Problem gambling linked to childhood trauma

problem-gambling-childhood-trauma

problem-gambling-childhood-traumaA new study linking problem gambling to childhood trauma is muddying the debate over whether nature or nurture plays a greater role in gambling addiction.

A new study of more than 3k male subjects by researchers at the University of Lincoln, UK found that slightly more than one-quarter of subjects who identified as pathological gamblers had witnessed violence in their homes as children.

According to the study, which was published in the journal Addictive Behaviors, around 23% of respondents who identified as problem gamblers – i.e. displaying a less harmful relationship with gambling than their pathological brethren – also reported witnessing violence at home, while the rate for ‘regular’ non-problem gamblers was just 8%.

Similar results were found for respondents who reported personally suffering physical abuse in childhood, with 10% of pathological gamblers reporting being the victim of violence, versus 9% for problem gamblers and 4% for non-problem gamblers.

The researchers said this pattern – the greater likelihood of childhood trauma, the more serious the gambling problem – stood up even when accounting for other associated risk factors, like substance abuse or homelessness.

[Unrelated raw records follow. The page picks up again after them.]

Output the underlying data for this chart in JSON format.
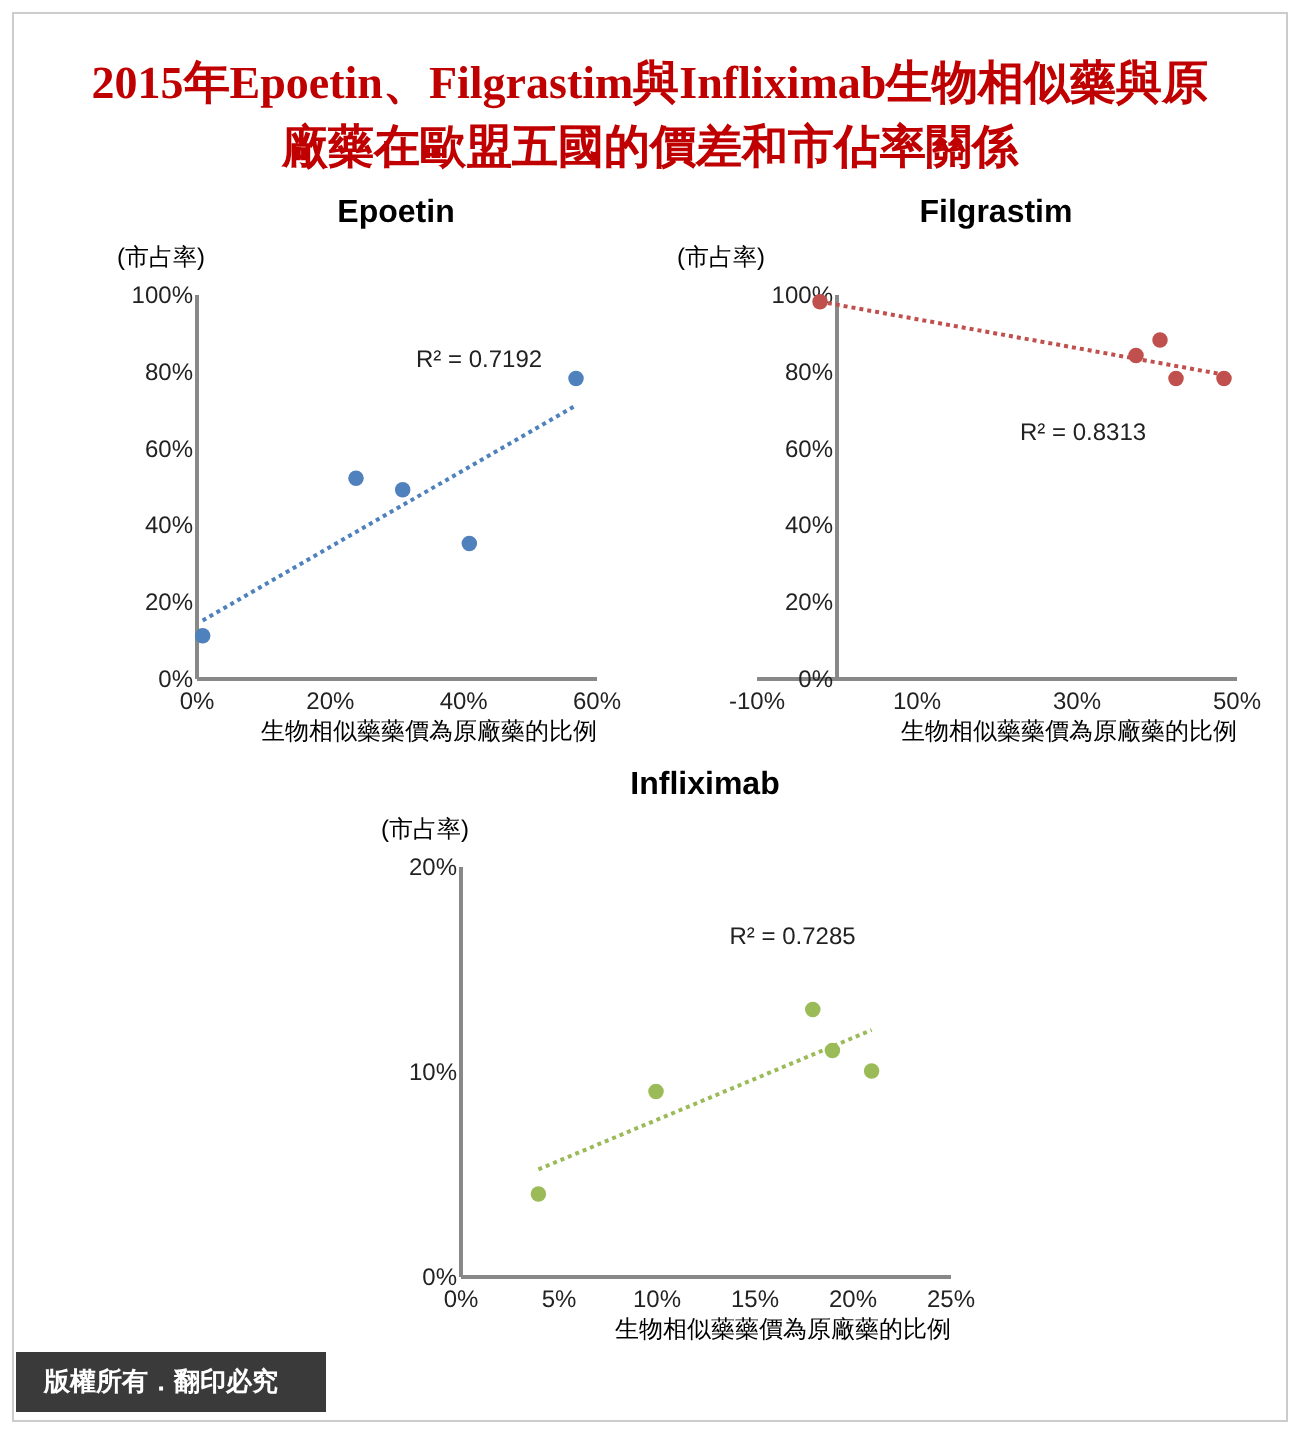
{
  "chart_data": [
    {
      "type": "scatter",
      "title": "Epoetin",
      "xlabel": "生物相似藥藥價為原廠藥的比例",
      "ylabel": "(市占率)",
      "annotations": [
        "R² = 0.7192",
        "2015年Epoetin、Filgrastim與Infliximab生物相似藥與原廠藥在歐盟五國的價差和市佔率關係"
      ],
      "xlim": [
        0,
        60
      ],
      "xticks": [
        {
          "value": 0,
          "label": "0%"
        },
        {
          "value": 20,
          "label": "20%"
        },
        {
          "value": 40,
          "label": "40%"
        },
        {
          "value": 60,
          "label": "60%"
        }
      ],
      "ylim": [
        0,
        100
      ],
      "yticks": [
        {
          "value": 0,
          "label": "0%"
        },
        {
          "value": 20,
          "label": "20%"
        },
        {
          "value": 40,
          "label": "40%"
        },
        {
          "value": 60,
          "label": "60%"
        },
        {
          "value": 80,
          "label": "80%"
        },
        {
          "value": 100,
          "label": "100%"
        }
      ],
      "marker": "circle",
      "series": [
        {
          "type": "scatter",
          "color": "#4f81bd",
          "x": [
            1,
            24,
            31,
            41,
            57
          ],
          "values": [
            11,
            52,
            49,
            35,
            78
          ]
        },
        {
          "type": "line",
          "color": "#4f81bd",
          "line_style": "dotted",
          "marker": "none",
          "x": [
            1,
            57
          ],
          "values": [
            15,
            71
          ]
        }
      ]
    },
    {
      "type": "scatter",
      "title": "Filgrastim",
      "xlabel": "生物相似藥藥價為原廠藥的比例",
      "ylabel": "(市占率)",
      "annotations": [
        "R² = 0.8313"
      ],
      "xlim": [
        -10,
        50
      ],
      "xticks": [
        {
          "value": -10,
          "label": "-10%"
        },
        {
          "value": 10,
          "label": "10%"
        },
        {
          "value": 30,
          "label": "30%"
        },
        {
          "value": 50,
          "label": "50%"
        }
      ],
      "ylim": [
        0,
        100
      ],
      "yticks": [
        {
          "value": 0,
          "label": "0%"
        },
        {
          "value": 20,
          "label": "20%"
        },
        {
          "value": 40,
          "label": "40%"
        },
        {
          "value": 60,
          "label": "60%"
        },
        {
          "value": 80,
          "label": "80%"
        },
        {
          "value": 100,
          "label": "100%"
        }
      ],
      "marker": "circle",
      "series": [
        {
          "type": "scatter",
          "color": "#c0504d",
          "x": [
            -2,
            37.5,
            40.5,
            42.5,
            48.5
          ],
          "values": [
            98,
            84,
            88,
            78,
            78
          ]
        },
        {
          "type": "line",
          "color": "#c0504d",
          "line_style": "dotted",
          "marker": "none",
          "x": [
            -2,
            48.5
          ],
          "values": [
            98,
            79
          ]
        }
      ]
    },
    {
      "type": "scatter",
      "title": "Infliximab",
      "xlabel": "生物相似藥藥價為原廠藥的比例",
      "ylabel": "(市占率)",
      "annotations": [
        "R² = 0.7285",
        "版權所有．翻印必究"
      ],
      "xlim": [
        0,
        25
      ],
      "xticks": [
        {
          "value": 0,
          "label": "0%"
        },
        {
          "value": 5,
          "label": "5%"
        },
        {
          "value": 10,
          "label": "10%"
        },
        {
          "value": 15,
          "label": "15%"
        },
        {
          "value": 20,
          "label": "20%"
        },
        {
          "value": 25,
          "label": "25%"
        }
      ],
      "ylim": [
        0,
        20
      ],
      "yticks": [
        {
          "value": 0,
          "label": "0%"
        },
        {
          "value": 10,
          "label": "10%"
        },
        {
          "value": 20,
          "label": "20%"
        }
      ],
      "marker": "circle",
      "series": [
        {
          "type": "scatter",
          "color": "#9bbb59",
          "x": [
            4,
            10,
            18,
            19,
            21
          ],
          "values": [
            4,
            9,
            13,
            11,
            10
          ]
        },
        {
          "type": "line",
          "color": "#9bbb59",
          "line_style": "dotted",
          "marker": "none",
          "x": [
            4,
            21
          ],
          "values": [
            5.2,
            12
          ]
        }
      ]
    }
  ]
}
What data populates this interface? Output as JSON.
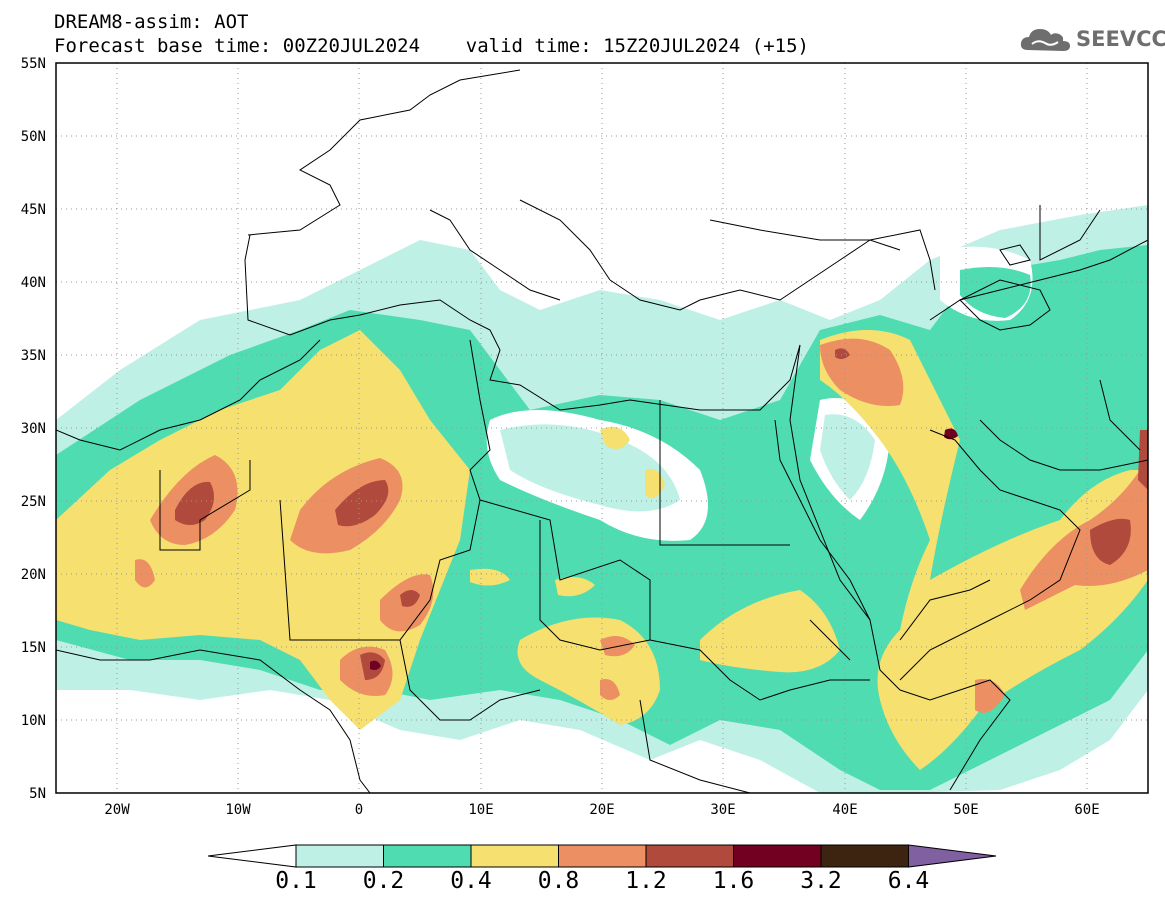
{
  "header": {
    "line1": "DREAM8-assim: AOT",
    "line2": "Forecast base time: 00Z20JUL2024    valid time: 15Z20JUL2024 (+15)"
  },
  "logo": {
    "text": "SEEVCCC",
    "icon": "cloud-icon",
    "color": "#6e6e6e"
  },
  "map": {
    "lon_range": [
      -25,
      65
    ],
    "lat_range": [
      5,
      55
    ],
    "lat_ticks": [
      "55N",
      "50N",
      "45N",
      "40N",
      "35N",
      "30N",
      "25N",
      "20N",
      "15N",
      "10N",
      "5N"
    ],
    "lon_ticks": [
      "20W",
      "10W",
      "0",
      "10E",
      "20E",
      "30E",
      "40E",
      "50E",
      "60E"
    ],
    "grid": "dotted"
  },
  "colorbar": {
    "labels": [
      "0.1",
      "0.2",
      "0.4",
      "0.8",
      "1.2",
      "1.6",
      "3.2",
      "6.4"
    ],
    "colors": [
      "#ffffff",
      "#bff0e6",
      "#4fdcb0",
      "#f5e070",
      "#ec9064",
      "#b04a3c",
      "#720020",
      "#3c2410",
      "#8060a0"
    ]
  }
}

The study’s leader, Dr. Amanda Roberts, said the results suggest that “disordered gambling does not occur on its own, but that it is perhaps symptomatic of other social, behavioral and psychological problems of some individuals.”

Roberts further noted that “general experiences of stressful life events” in adulthood aren’t associated with “the same extreme psychological responses,” suggesting that associations with traumatic events at an early age might increase vulnerability to developing gambling problems.

The study runs counter to numerous other studies that offered neurological evidence to theorize that problem gamblers are born rather than made. Then again, the study leaves open the possibility that the pathological gamblers who witnessed violence in their home were themselves the offspring of pathological gamblers.

A 2014 study found relatives of pathological gamblers were eight times more likely to develop their own gambling problems. Problem gambling has strong links to poor impulse control, which could explain why problem gamblers are more prone to lashing out physically in reaction to stress.